Sementara itu, Dirut Rekind, Alex Dharma Balen, enggan berkomentar mengenai rencana akuisisi perusahaan yang dipimpinnya. “Tidak dalam kapasitasnya sebab ini aksi korporasi antara Pupuk Indonesia dan PT Pertamina,” kata pria yang pernah menjabat sebagai staf khusus Direktur Utama Pertamina itu kepada Gatra.

Pengamat ekonomi energi Universitas Gadjah Mada, Yogyakarta, Fahmy Radhi, menilai akuisisi Rekind tidak selaras dengan upaya pendalaman usaha Pertamina yang diperintahkan oleh Kementerian BUMN. Sebaliknya, demi pendalaman usaha, Pertamina harus melepas beberapa anak usaha yang tidak sesuai dengan bisnis inti.

Misalnya, anak usaha yang bergerak di bisnis Rumah Sakit dan Hotel. “Akusisi Rekind mengindikasikan bahwa Pertamina tidak istikamah dengan upaya pendalaman usaha, yang sedang dilakukan,” katanya kepada Gatra.

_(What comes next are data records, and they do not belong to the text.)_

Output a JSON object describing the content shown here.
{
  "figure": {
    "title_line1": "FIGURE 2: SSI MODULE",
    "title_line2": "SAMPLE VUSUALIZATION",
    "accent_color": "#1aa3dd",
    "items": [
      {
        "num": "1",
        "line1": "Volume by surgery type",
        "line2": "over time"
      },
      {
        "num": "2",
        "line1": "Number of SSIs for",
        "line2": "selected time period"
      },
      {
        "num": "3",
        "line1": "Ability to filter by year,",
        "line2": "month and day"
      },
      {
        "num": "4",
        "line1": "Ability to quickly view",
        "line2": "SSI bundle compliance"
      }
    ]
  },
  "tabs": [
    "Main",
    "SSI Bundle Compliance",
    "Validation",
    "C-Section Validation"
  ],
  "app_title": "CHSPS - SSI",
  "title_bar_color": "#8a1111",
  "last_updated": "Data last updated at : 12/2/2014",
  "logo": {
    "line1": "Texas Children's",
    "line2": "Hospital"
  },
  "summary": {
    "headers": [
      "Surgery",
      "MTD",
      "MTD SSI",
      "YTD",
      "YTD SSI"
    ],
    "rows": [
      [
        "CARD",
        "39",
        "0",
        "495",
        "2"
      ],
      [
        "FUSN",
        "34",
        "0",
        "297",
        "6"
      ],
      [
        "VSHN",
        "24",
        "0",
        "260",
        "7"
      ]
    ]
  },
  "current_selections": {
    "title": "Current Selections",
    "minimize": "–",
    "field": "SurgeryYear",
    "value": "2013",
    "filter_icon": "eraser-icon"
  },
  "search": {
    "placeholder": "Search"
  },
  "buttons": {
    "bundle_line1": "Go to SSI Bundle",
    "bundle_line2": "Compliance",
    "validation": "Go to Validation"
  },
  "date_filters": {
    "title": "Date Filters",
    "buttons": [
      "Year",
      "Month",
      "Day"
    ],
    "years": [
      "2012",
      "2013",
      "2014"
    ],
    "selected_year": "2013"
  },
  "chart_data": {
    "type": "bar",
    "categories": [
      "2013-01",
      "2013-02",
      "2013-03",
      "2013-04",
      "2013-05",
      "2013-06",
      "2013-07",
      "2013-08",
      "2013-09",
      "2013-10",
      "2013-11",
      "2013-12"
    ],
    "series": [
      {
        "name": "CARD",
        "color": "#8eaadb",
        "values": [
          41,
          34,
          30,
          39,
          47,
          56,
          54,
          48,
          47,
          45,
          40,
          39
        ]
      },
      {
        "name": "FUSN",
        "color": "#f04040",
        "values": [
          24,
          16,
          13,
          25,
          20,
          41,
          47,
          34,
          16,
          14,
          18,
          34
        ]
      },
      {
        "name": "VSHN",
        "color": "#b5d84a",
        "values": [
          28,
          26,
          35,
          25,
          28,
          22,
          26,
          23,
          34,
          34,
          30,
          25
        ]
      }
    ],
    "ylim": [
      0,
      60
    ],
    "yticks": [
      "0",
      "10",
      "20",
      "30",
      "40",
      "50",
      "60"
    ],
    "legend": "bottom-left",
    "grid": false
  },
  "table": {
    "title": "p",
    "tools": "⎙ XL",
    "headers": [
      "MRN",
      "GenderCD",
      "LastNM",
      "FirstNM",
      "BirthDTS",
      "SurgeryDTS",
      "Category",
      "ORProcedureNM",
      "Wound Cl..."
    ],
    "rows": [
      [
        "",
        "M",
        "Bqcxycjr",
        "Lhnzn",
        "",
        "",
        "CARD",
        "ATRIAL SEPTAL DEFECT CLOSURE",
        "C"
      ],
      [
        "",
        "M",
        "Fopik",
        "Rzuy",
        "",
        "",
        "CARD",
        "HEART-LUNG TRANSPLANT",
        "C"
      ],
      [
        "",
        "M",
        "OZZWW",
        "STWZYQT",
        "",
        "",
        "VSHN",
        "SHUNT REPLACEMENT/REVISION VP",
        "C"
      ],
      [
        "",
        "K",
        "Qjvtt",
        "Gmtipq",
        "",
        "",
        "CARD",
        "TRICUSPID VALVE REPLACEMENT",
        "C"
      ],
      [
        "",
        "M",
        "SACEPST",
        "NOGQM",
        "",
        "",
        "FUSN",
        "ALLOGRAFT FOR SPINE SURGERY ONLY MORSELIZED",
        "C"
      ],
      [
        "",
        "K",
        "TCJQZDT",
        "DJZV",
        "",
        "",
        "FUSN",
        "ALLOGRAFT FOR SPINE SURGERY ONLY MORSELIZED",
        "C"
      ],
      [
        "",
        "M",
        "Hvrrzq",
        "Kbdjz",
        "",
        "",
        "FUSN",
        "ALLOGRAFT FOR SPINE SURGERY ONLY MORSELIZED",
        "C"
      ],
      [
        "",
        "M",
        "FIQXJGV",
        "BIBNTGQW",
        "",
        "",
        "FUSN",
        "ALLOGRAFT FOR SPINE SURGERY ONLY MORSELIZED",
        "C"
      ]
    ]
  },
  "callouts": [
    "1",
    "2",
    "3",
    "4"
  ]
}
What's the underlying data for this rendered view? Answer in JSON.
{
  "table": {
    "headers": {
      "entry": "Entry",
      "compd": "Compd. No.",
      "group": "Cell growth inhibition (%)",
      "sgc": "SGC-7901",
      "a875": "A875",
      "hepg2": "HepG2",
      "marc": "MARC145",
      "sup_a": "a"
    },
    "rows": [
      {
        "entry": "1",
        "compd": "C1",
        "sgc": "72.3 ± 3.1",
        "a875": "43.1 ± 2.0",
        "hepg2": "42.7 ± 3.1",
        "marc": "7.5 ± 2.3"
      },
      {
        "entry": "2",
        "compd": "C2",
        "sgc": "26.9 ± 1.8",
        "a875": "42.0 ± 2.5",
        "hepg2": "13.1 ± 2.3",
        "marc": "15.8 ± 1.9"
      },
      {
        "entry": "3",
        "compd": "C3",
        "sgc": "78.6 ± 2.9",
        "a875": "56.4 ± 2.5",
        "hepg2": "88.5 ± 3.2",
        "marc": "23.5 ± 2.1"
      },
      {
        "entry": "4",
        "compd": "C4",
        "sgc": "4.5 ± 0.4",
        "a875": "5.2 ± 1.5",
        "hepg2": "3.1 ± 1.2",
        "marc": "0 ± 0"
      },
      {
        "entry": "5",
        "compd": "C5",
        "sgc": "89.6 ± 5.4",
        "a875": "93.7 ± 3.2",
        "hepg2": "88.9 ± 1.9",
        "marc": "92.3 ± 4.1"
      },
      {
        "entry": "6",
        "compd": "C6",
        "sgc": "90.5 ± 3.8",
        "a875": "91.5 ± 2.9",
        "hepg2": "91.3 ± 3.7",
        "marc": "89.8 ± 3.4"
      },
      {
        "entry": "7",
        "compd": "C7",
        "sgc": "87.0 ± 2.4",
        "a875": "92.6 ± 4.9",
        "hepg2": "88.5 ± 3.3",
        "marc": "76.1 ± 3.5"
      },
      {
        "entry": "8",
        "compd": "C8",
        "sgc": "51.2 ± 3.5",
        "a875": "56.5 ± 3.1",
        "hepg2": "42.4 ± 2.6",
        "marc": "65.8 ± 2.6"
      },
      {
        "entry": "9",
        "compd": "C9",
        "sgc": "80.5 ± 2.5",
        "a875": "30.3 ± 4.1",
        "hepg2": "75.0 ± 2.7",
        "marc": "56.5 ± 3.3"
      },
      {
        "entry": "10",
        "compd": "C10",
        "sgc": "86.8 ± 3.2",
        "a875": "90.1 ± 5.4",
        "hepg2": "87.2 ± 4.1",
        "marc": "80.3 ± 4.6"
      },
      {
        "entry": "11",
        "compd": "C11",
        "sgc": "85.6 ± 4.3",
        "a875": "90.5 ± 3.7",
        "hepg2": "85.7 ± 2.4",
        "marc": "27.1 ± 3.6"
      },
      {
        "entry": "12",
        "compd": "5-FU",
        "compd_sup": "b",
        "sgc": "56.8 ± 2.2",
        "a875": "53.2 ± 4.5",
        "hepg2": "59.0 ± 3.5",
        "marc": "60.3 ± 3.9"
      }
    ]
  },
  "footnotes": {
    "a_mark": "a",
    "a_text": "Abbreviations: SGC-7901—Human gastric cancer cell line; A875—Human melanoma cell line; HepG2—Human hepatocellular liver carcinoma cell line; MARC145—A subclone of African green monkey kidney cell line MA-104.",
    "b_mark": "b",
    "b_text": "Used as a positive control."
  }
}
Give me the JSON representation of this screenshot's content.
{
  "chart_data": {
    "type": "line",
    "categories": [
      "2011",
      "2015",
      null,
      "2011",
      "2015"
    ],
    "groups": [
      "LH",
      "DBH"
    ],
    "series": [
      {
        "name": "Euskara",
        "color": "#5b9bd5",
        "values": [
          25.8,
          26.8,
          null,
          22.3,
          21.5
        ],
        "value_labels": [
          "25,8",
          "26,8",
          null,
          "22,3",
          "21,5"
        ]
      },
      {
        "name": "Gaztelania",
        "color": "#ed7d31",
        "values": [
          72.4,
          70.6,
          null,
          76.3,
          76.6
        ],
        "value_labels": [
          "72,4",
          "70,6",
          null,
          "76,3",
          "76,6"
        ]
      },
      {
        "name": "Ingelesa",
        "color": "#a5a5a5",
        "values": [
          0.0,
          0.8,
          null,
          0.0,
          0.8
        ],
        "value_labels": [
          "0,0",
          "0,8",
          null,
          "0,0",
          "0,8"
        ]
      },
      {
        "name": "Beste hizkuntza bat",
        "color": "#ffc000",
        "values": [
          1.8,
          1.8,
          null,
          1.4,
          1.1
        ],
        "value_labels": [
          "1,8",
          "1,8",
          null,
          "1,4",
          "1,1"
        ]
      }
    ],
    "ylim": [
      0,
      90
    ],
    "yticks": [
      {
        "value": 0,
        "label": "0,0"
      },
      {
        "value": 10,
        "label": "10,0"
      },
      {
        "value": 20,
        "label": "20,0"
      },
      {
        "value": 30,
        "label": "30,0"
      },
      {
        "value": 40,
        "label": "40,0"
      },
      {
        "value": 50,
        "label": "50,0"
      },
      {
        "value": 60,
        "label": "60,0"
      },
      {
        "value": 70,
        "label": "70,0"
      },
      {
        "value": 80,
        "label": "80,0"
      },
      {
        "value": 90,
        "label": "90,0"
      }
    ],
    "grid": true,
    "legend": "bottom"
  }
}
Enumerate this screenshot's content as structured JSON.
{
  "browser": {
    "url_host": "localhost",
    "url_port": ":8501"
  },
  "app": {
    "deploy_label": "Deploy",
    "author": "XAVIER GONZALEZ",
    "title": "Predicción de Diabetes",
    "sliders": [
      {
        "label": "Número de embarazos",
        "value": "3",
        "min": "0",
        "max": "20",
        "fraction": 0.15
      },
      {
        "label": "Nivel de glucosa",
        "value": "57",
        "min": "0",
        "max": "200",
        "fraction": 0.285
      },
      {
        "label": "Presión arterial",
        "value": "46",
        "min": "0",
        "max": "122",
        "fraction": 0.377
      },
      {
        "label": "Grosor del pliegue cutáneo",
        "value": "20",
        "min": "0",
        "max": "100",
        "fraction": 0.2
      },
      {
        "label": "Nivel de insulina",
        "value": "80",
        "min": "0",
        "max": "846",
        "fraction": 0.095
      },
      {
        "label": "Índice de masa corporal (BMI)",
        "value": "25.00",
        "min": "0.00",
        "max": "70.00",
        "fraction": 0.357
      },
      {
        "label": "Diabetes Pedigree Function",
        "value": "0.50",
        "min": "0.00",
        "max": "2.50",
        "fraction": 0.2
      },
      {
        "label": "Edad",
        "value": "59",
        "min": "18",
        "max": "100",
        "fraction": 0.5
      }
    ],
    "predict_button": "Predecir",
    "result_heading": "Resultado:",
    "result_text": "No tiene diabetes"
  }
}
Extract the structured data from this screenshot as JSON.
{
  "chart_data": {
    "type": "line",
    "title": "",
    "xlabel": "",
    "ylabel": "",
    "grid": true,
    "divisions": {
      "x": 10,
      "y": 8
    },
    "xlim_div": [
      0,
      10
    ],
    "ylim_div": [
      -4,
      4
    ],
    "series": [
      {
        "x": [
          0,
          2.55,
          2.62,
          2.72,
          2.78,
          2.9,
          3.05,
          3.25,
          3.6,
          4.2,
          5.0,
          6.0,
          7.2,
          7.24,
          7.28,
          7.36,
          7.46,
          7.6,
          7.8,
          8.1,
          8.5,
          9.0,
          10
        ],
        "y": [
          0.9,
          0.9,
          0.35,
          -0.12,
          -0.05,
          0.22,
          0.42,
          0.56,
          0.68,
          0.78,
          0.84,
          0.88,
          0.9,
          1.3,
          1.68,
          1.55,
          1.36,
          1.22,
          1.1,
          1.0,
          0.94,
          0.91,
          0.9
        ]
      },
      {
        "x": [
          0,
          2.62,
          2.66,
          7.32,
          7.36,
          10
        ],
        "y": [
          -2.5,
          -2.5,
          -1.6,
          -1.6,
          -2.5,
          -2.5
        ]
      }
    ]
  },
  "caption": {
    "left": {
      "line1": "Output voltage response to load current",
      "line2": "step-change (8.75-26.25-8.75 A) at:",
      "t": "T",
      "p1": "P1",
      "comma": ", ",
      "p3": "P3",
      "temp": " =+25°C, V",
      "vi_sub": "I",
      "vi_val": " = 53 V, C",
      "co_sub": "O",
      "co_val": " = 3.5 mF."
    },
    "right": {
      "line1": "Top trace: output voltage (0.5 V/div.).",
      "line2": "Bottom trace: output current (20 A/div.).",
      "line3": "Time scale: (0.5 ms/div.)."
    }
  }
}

Di sisi lain, kata Fahmy, kondisi keuangan Pertamina juga lagi seret, sehingga aksi korporasi tersebut tidak tepat dan malah blunder. Akusisi tersebut,  Fahmy menambahkan, memang bisa dibiayai dari sumber utang dan global bond. “Namun, penggunaan utang dalam kondisi merugi berpotensi memperbesar cost of capital yang berkontribusi terhadap peningkatan kerugian Pertamina,” ujarnya.

Hendry Roris Sianturi

 

Ahok Kembali Menohok

- Kementerian BUMN dibubarkan

- Tumpukan utang Pertamina US$16 miliar (setara Rp240 triliun)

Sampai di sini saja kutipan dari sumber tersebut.